I vostri film sembrano terapeutici non solo per i vostri protagonisti ma anche per voi…

C.K.: Mia moglie mi accusa di aver ceduto a un terzo figlio per colpa di Marilena! (risate)

A.C.: Per noi il cinema vuol dire catapultarsi in una storia insieme ai suoi protagonisti senza troppi orpelli, con una troupe leggera, cercando di catturare una verità.

C.K.: Lavorando con dei non attori, abbiamo la possibilità di catturare momenti autentici, imprevedibili, e vederli rivivere momenti della loro vita di fronte alla macchina da presa è una delle ragioni per cui è bello fare questo mestiere.

Quanto è importante oggi dare visibilità agli invisibili?

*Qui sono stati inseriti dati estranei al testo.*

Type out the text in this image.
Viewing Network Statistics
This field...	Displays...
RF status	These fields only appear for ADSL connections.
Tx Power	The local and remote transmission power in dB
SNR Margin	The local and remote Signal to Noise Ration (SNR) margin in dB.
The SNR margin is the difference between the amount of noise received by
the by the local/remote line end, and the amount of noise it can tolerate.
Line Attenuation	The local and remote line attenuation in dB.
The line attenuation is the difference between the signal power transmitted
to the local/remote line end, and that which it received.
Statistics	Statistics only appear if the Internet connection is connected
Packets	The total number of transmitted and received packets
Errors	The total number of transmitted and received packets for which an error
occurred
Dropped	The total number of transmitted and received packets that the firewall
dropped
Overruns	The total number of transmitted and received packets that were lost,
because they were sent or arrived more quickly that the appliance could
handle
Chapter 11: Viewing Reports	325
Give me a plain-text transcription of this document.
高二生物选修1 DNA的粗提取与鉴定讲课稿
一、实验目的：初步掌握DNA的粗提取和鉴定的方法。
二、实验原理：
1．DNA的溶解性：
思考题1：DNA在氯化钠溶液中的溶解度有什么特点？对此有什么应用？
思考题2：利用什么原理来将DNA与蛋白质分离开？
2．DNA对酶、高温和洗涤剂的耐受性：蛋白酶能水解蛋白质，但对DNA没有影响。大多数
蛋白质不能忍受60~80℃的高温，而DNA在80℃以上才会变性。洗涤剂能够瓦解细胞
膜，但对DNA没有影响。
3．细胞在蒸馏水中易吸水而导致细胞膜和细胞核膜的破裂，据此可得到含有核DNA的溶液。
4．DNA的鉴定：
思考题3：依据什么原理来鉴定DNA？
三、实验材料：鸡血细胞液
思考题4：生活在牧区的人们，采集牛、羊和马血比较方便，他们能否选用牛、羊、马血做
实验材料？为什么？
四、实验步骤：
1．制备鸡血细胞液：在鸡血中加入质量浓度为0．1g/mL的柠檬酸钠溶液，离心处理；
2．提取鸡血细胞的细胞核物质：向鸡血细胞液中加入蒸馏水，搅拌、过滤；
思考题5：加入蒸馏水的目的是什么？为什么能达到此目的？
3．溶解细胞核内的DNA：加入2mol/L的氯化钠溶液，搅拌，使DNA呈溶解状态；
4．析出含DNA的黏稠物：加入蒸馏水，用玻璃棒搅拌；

A.C.: In un mondo in cui i modelli di riferimento sono i soldi, il successo e la fama pensiamo che sia importante raccontare anche la sconfitta, come abbiamo fatto nel nostro primo documentario Butterfly, in cui abbiamo seguito una pugile che perde alle Olimpiadi, o in questo caso, l’amore e l’umanità di una famiglia normale che si ritrova in una situazione straordinaria. C.K.: Ci piace pensare che queste storie possano toccare e far riflettere il pubblico, ma non siamo attivisti, non pretendiamo di cambiare il mondo attraverso il nostro cinema.